Mandating Consensus Through No-Contest Clauses

By R. Thomas Dunn

A “no contest clause” in a testamentary trust does not violate California public policy even if one beneficiary’s contest voids other non-contesting beneficiaries’ bequests. (Tunstall v. Wells (2nd Dist., Div. 1, 10/30/2006) B188711.) In Tunstall v. Wells, supra, a trustor formed a testamentary trust providing bequests to his five children. The father left $50,000 to three of his children with the remainder distributed to the other two. The trust contained the following no contest clause:

“For the purpose of this paragraph [the no contest clause], if any one of the Trustor’s daughters, ROBYN, JUDITH and/or DIANNE, should be the contesting person as described above, then in that even the gift [sic] to all three daughters are hereby revoked.”

Through the “safe harbor” provision of Probate Code section 21320, Robyn successfully persuaded the trial court that the no contest clause was “contrary to public policy” in that it encouraged collusion, was overbroad, and violated due process of the non-contesting beneficiaries. On appeal, the remaindermain beneficiaries argued the clause undisputedly expressed their father’s clear intent and that, although unpleasant to some, it does not violate public policy.

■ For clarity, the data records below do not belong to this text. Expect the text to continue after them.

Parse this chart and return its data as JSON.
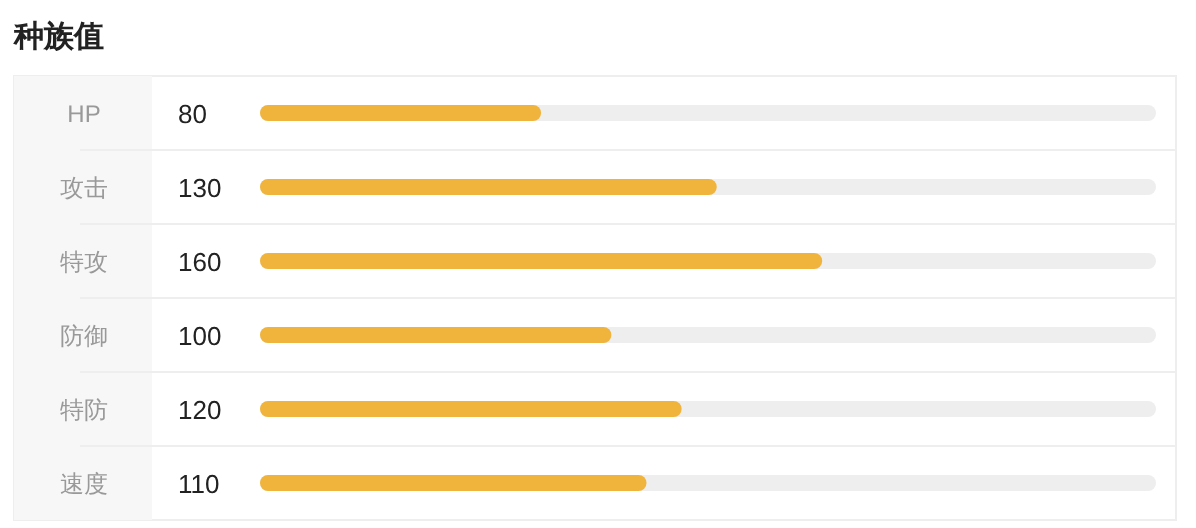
{
  "chart_data": {
    "type": "bar",
    "orientation": "horizontal",
    "title": "种族值",
    "categories": [
      "HP",
      "攻击",
      "特攻",
      "防御",
      "特防",
      "速度"
    ],
    "values": [
      80,
      130,
      160,
      100,
      120,
      110
    ],
    "color": "#f0b43c",
    "xlim": [
      0,
      255
    ],
    "data_labels": true,
    "tick_labels": "y"
  }
}
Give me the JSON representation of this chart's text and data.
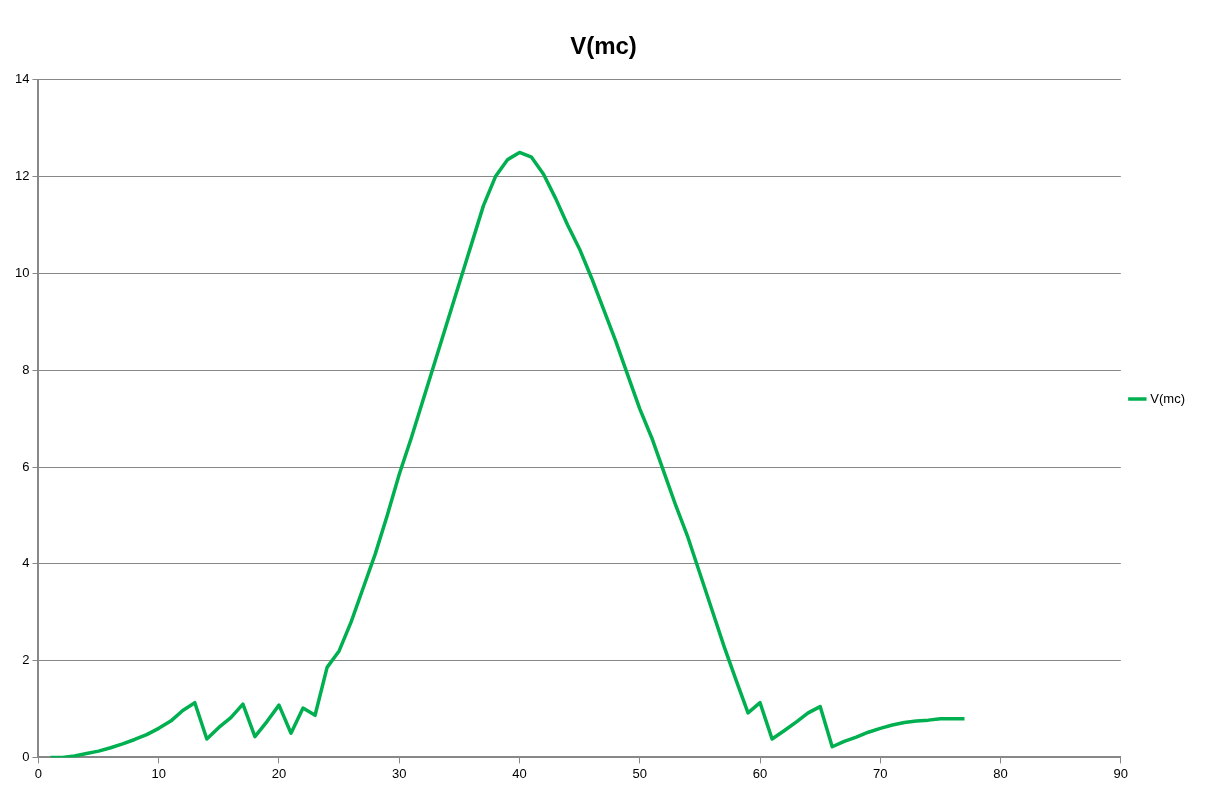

In a question of first impression in California, the Court of Appeal reversed the lower court and held the no contest clause does not violate public policy. The Court noted that the only difference between this “no contest clause” and a standard one expressly permitted by statute in California is that this one “brings forfeiture of the others’ bequests.” The Court acknowledged that some persons may consider this clause “unfair,” but it stressed that the well-defined intentions of the testator will be respected. Most interestingly, following the reasoning of an analogous New Jersey case, the Court considered the father knew the interpersonal dynamics involved with his children and intentionally treated them as a group to minimize needless litigation. The Court stated:

“Unlike the trial court and us, [the testator] knew his three daughters. He clearly showed an intent to treat them as a group, both by the identical bequests and by the no contes clause. This might be because [the testator] believed that the three sisters tended to act as a group, and he might have designed his amended forfeiture clause precisely to discourage them from colluding in contesting the suit by forcing them to risk all their gifts to challenge the Trust, rather than only one of the three bequests.”

Though it addressed and discounted other public policy arguments, the driving lesson practitioners and their clients should take from Tunstall v. Wells is that a testator is able to demand consensus from his or her beneficiaries after death through a “no contest clause.” For a testator that wants to devise his estate to beneficiaries that do not necessarily get alone, drafting a carefully tailored Tunstall “no contest clause” may be a good answer.